After he was made a bishop in about 432 and returned to Ireland, St. Patrick preached tirelessly, made countless converts and founded monasteries in his 30 years of ministry.
His life and example, that will forever inspire, Bishop Deeley said.
“Faith is given to us to be shared. We, too, have listened to the word of God. We are here at the Eucharist because, as it did for Patrick, it brings us meaning, freedom, peace and hope,” he said. “Such a gift is not something we can keep to ourselves. Even in the adversity of difficulty and suffering, God brings us hope and life.”
In New York City, Cardinal Timothy M. Dolan celebrated a morning Mass at St. Patrick’s Cathedral, and retired Bishop William F. Murphy of Rockville Centre, New York, was the homilist.

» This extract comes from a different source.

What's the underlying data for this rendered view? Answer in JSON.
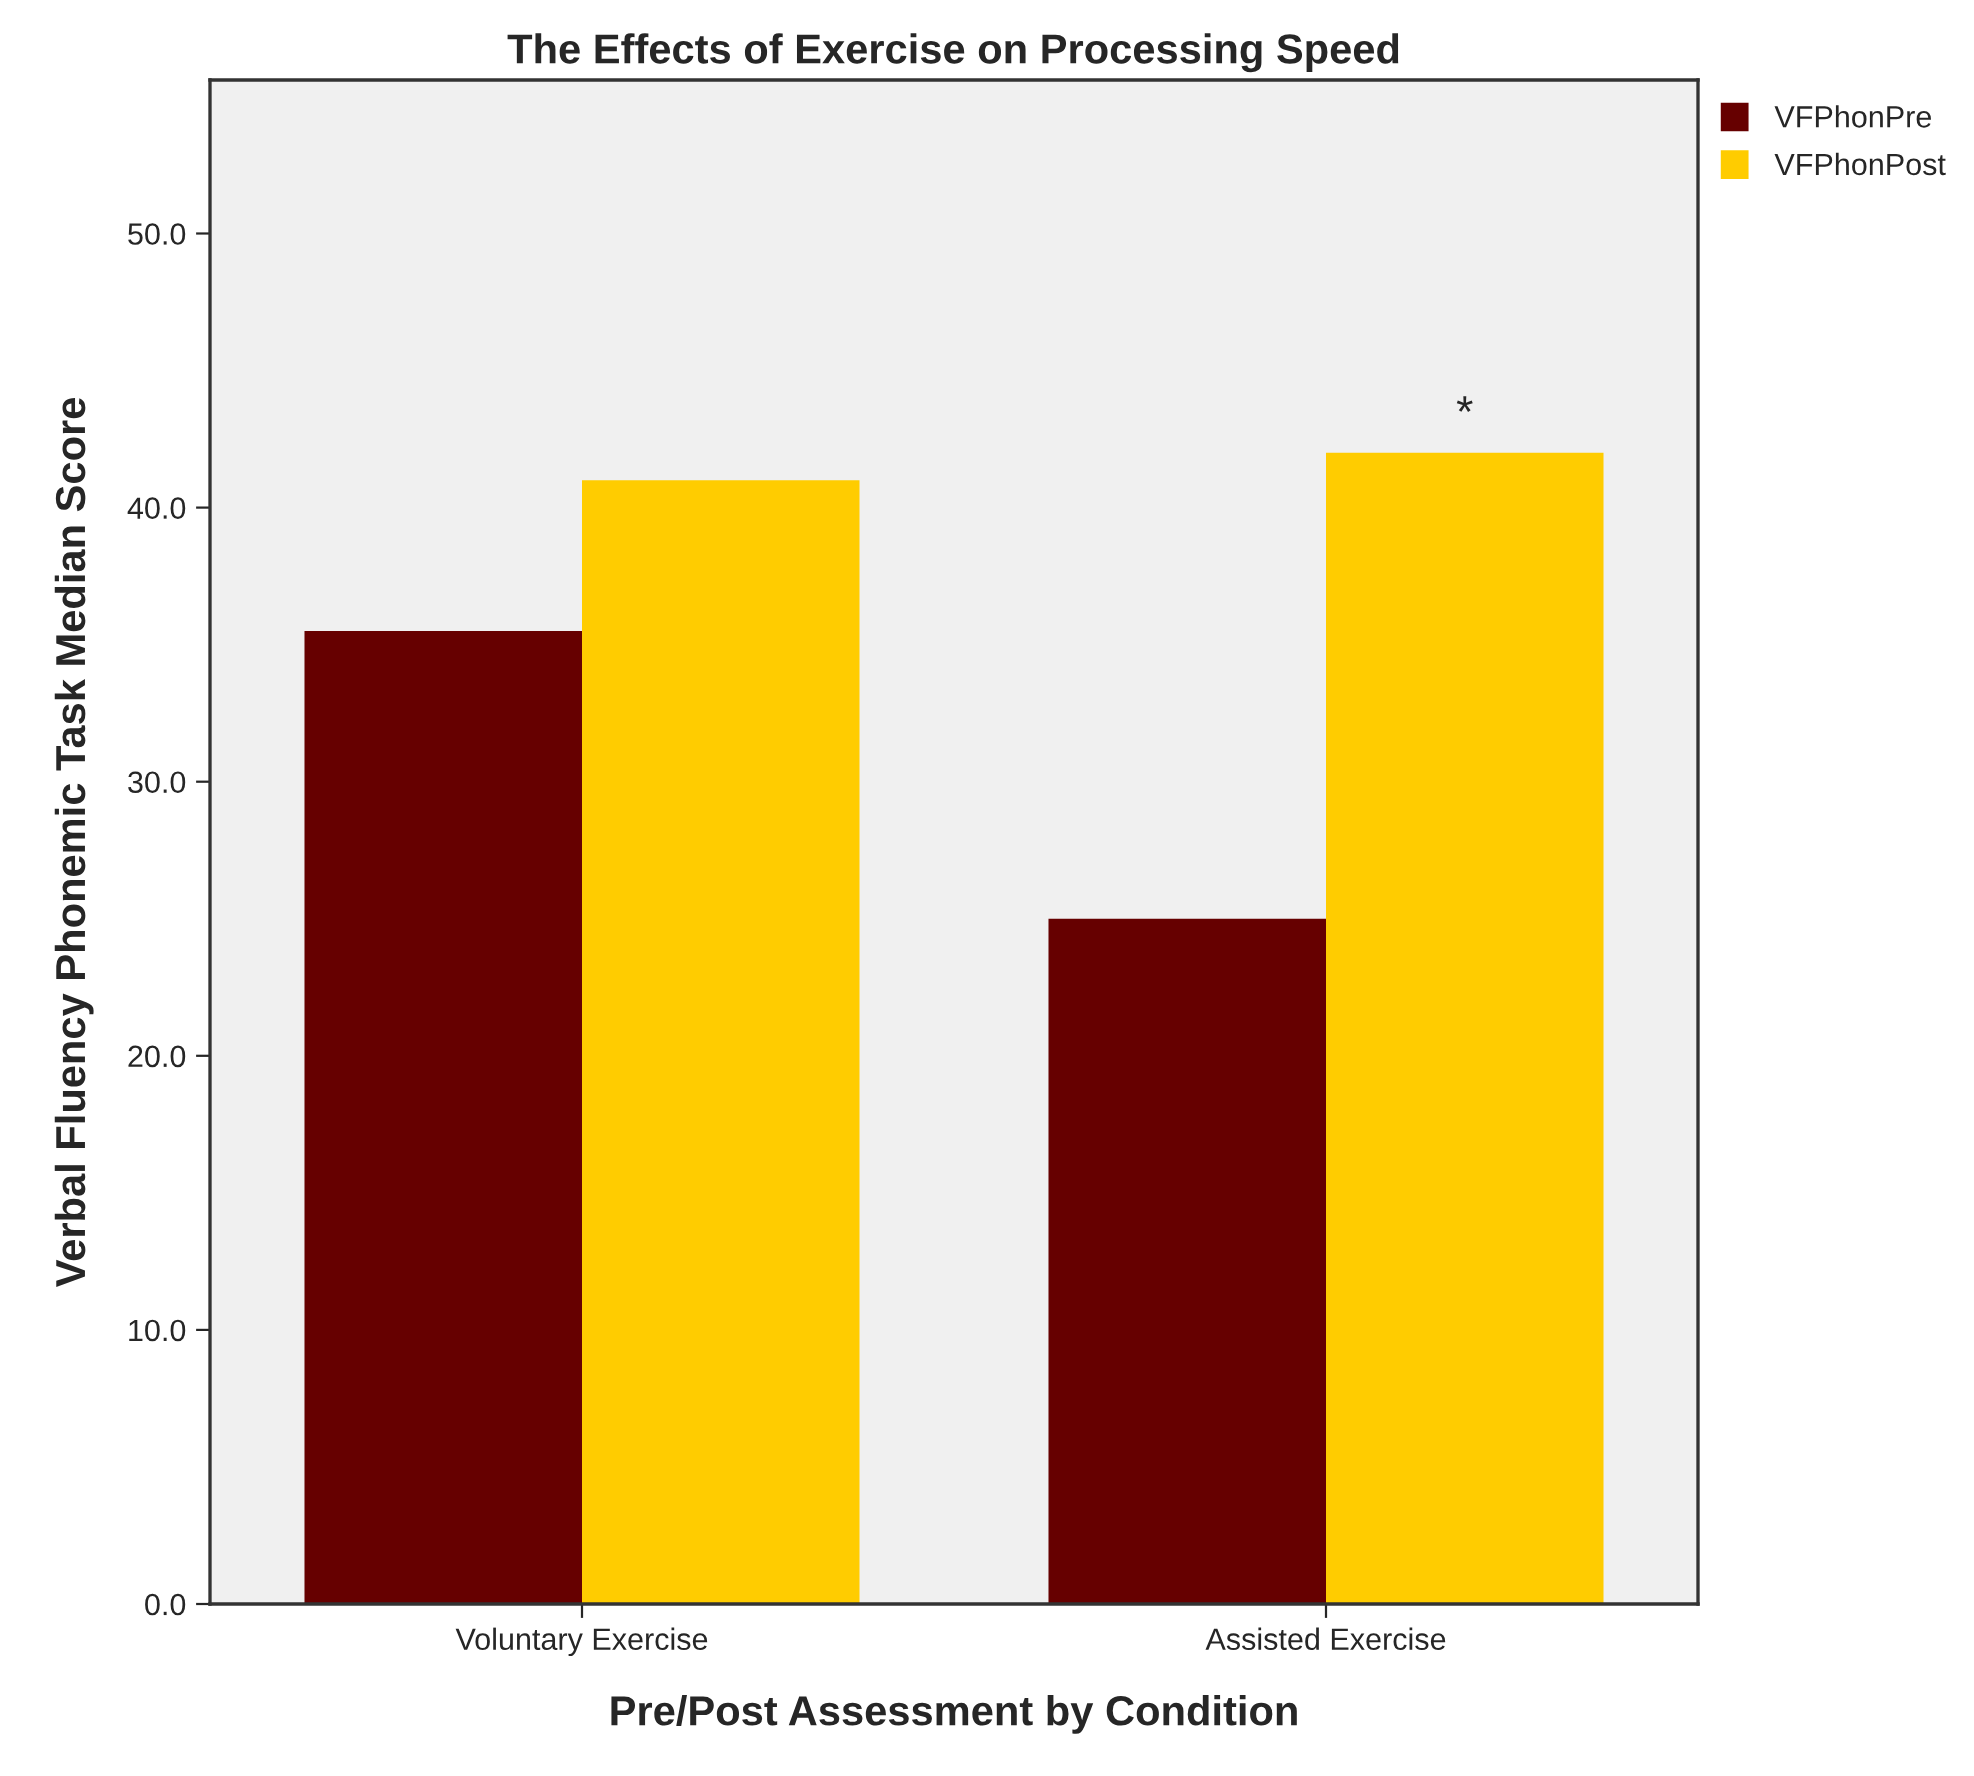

The cardinal greeted members of the famous “Fighting 69th” infantry regiment outside the cathedral before Mass. As ABC News reported, there was “a small but significant group of marchers” in the city’s St. Patrick’s Day Parade, They included first responders and essential workers, two groups honored by the parade to mark the ongoing pandemic and the 20th anniversary of the 9/11 terrorist attacks.
In a March 16 blog post, Cardinal Dolan noted St. Patrick’s Day is “indeed a ‘great day for the Irish,'” but is a feast for all in the New York Archdiocese, because St. Patrick is its patron.
But beyond the annual festivities marking the day, “it’s about faith — to be precise, the one, holy, catholic and apostolic faith,” he wrote. “(Patrick) was a pastor, a bishop, a preacher, an evangelist, a missionary, a saint. He spoke, not of a pint or corned-beef and cabbage, but of God — Father, Son and Spirit — his church, prayer, salvation, and reconciliation with God and one another.”
“The embrace of that faith cost the people of Ireland a lot,” Cardinal Dolan said, so St. Patrick’s Day is always when today’s faithful should remember their suffering and “those persecuted for their Christian faith right now, and those bent with war, poverty, bondage, and disease, and hunger.”
Because Ireland’s sons and daughters had to leave their tiny beleaguered country just to survive, the feast day also is a wake-up call to the needs of today’s immigrants and refugees, he said.